“They're the reason I'm here because the music industry didn't want me, didn't know what to do with me,” she told me when I talked to her last month. “And even to this day, like, I feel like the industry at large doesn't quite know what to do with me, doesn't really understand me. But then I can show them all these other people who do understand me, and be like, ‘This is what they're saying.’”
For many, her songwriting strikes a raw nerve with such vigor, it’s almost impossible not to “fangirl.” When someone’s discography means as much as Mitski’s so apparently does to her fans, it’s the ultimate testament to its power. Of course, this could be a bit intimidating to those new to her work; with all this hype, it’s hard to know where to start. Fear not: Here’s a crash course (Mitski Discography 101) to induct you into the #MitskiHive, from one of its most rabid members. I promise, you’ll be making instant best friends by rocking your Bury Me At Makeout Creek sweatshirt in public in no time.
Mitski recorded her debut album, 2012’s Lush, as a school project while studying at SUNY Purchase Conservatory of Music. Lo-fi and sparse, but with a rich chamber pop backbone, Lush is the willful experimentation of an exceptional new songwriter exploring the realms of possibility in her hands. Because of this, tracks range from theatrical and open piano ballads “Bag of Bones” and “Wife” to the moody punk rock “Brand New City.” Regardless, her signature affinity for capturing the sounds, tensions and trials of millennial young adulthood tackling has been a staple since the beginning — “But if I gave up on being pretty, I wouldn't know how to be alive / I should move to a brand new city / Teach myself how to die,” she sings on “Brand New City.”
Retired from Sad, New Career in Business (2013)
Her sophomore album was similar in sound to its precursor Lush, with an obvious added layer of confidence on every possible level. Not to say the album is necessarily “better” than her debut — there’s a certain charm and rawness to Mitski’s earliest work — but the growth is palpable nonetheless. Also recorded during her time at SUNY, she made use of session musicians in droves for a peak “orchestral pop” album, featuring thick and layered strings and horns throughout. “Square” — featured in two versions, a multi-part orchestral work and a minimal solo piano version — is the epitome of her early work and a glimpse into her anomalous instinct for unique melody that continues to carry her throughout her career.
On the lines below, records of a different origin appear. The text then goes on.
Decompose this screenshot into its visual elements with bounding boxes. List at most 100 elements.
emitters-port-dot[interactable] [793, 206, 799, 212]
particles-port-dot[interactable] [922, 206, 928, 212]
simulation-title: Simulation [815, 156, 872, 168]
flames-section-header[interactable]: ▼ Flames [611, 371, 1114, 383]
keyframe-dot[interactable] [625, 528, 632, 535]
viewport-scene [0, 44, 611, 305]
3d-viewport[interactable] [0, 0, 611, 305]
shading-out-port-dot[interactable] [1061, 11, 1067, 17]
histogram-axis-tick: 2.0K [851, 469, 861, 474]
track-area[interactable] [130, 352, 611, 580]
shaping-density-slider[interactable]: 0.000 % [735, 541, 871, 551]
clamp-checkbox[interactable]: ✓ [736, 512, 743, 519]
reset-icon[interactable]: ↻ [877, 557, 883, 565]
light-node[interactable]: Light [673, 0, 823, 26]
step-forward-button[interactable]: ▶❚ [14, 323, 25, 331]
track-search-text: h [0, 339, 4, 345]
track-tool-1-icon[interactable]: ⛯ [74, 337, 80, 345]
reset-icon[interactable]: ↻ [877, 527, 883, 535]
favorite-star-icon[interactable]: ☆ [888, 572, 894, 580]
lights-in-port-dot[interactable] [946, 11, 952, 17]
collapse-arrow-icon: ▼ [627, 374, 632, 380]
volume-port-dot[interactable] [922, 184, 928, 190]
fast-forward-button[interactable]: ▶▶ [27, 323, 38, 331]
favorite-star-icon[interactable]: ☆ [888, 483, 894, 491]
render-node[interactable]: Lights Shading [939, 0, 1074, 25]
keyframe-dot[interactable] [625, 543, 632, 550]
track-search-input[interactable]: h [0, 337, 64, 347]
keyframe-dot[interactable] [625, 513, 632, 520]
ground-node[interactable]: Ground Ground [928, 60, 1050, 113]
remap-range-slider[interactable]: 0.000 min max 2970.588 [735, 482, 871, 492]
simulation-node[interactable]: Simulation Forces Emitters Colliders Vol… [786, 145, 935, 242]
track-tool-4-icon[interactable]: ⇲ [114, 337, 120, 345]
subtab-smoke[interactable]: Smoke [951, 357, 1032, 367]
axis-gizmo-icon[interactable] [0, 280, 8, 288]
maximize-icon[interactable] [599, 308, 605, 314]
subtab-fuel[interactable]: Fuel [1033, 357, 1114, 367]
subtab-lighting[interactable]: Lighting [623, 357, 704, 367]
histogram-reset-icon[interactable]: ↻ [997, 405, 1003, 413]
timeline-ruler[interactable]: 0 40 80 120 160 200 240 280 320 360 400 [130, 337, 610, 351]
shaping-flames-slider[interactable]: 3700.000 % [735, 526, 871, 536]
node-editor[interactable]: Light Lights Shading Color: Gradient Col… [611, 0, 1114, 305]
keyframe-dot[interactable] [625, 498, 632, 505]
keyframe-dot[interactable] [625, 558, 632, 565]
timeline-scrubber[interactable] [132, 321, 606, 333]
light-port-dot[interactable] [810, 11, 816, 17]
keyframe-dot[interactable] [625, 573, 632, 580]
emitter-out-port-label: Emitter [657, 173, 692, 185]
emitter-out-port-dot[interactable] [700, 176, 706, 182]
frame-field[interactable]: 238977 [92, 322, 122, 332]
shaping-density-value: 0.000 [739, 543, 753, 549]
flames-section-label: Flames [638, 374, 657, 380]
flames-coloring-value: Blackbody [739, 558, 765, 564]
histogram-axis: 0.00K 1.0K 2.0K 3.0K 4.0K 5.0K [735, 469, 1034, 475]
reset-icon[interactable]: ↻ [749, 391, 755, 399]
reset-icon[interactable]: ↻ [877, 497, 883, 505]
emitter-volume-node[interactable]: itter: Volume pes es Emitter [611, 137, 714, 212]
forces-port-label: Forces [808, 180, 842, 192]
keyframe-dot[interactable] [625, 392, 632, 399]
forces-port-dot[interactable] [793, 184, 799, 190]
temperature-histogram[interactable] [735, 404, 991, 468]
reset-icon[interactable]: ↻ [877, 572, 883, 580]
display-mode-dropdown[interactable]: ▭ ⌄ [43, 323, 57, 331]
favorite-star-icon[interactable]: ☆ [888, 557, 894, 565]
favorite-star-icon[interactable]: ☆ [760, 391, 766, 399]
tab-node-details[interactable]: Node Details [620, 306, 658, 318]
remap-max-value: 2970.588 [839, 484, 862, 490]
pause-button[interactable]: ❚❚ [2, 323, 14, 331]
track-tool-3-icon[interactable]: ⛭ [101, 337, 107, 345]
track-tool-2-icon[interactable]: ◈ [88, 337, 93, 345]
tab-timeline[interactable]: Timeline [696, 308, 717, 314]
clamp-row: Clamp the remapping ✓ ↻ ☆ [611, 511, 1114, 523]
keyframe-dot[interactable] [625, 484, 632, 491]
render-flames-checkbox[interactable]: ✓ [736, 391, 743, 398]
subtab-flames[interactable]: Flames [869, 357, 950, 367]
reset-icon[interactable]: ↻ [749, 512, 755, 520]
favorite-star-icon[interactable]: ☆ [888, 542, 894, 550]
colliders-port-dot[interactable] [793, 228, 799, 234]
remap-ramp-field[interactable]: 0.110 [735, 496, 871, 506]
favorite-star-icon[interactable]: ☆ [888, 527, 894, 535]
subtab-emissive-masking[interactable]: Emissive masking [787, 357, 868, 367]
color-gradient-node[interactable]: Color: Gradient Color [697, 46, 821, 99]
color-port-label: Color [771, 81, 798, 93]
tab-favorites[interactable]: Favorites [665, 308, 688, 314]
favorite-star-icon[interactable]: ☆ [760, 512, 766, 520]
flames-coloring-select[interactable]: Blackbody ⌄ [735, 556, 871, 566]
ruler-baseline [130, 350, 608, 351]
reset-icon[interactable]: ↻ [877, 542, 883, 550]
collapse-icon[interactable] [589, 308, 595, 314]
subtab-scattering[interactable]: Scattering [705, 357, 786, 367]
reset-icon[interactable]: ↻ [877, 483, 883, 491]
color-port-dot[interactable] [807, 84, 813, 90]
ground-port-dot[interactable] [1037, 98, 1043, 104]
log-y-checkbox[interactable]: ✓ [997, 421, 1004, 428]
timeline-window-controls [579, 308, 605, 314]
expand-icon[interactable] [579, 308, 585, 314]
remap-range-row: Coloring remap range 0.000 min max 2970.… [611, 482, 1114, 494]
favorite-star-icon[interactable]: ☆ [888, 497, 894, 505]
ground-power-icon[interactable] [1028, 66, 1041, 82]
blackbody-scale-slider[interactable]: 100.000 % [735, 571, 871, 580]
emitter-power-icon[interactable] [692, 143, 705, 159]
Bury Me at Makeout Creek (2014)
The most dramatic change in direction of her career, perhaps rivaled by Be the Cowboy, Bury Me at Makeout Creek marks Mitski’s shift to guitar and into the indie rock sphere. It also marks the formation of her cult-like following and the beginning of Mitski becoming an indie rock household name. Released in the peak-DIY guitar indie rock days of 2014, Bury Me at Makeout Creek remains a classic with songwriting that stands the test of time and self-aware youthful melodrama — “One word from you and I would jump off of this ledge, baby,” she sings on “First Love / Late Spring” — that doesn’t compromise her narrative craft, only adds to it. The title’s a reference to an episode of The Simpsons in which Milhouse is promised a romantic rendezvous at a place called “Makeout Creek,” but gets hit by a truck and in his supposed last breath utters “Bury me at Makeout Creek.” The album’s basically a gorgeous perfect storm of brutal truth, drama and wit that details what it’s like to get hit by a truck in the midst of hopeful romantic ideation.
Puberty 2 (2016)
If Bury Me at Makeout Creek laid the framework for Mitski’s success and acclaim, its 2016 follow-up Puberty 2 filled that framework with concrete and encased it in steel. Scoring “Best New Music” on Pitchfork and frequenting year-end “Best of 2016” lists, Puberty 2 combined Bury Me At Makeout Creek’s indie rock sensibilities, the instrumental risk-taking of her early work, and the stand-out lyricism that’s remained a constant throughout her entire discography. She soundtracked the phenomenon of the “second puberty,” the tumultuous, at-times dangerous, whirlwind of getting your shit together in early adulthood: of cultural clashes in relationships, of crumbling mental health, of putting all your eggs in the same shitty basket over and over again, of unnameable desires, of feeling like a “forest fire” and not being able to do a damn thing about it. “I'm not doing anything / I wanna see the whole world / I wanna see the whole world / I don't know how I'm gonna pay ren t/ I wanna see the whole world,” she scream-sings on “My Body’s Made of Crushed Little Stars,” capturing the unique frustration of having high expectations for yourself and not even being able to scrape by, the ultimate testament to the millennial coming-of-age.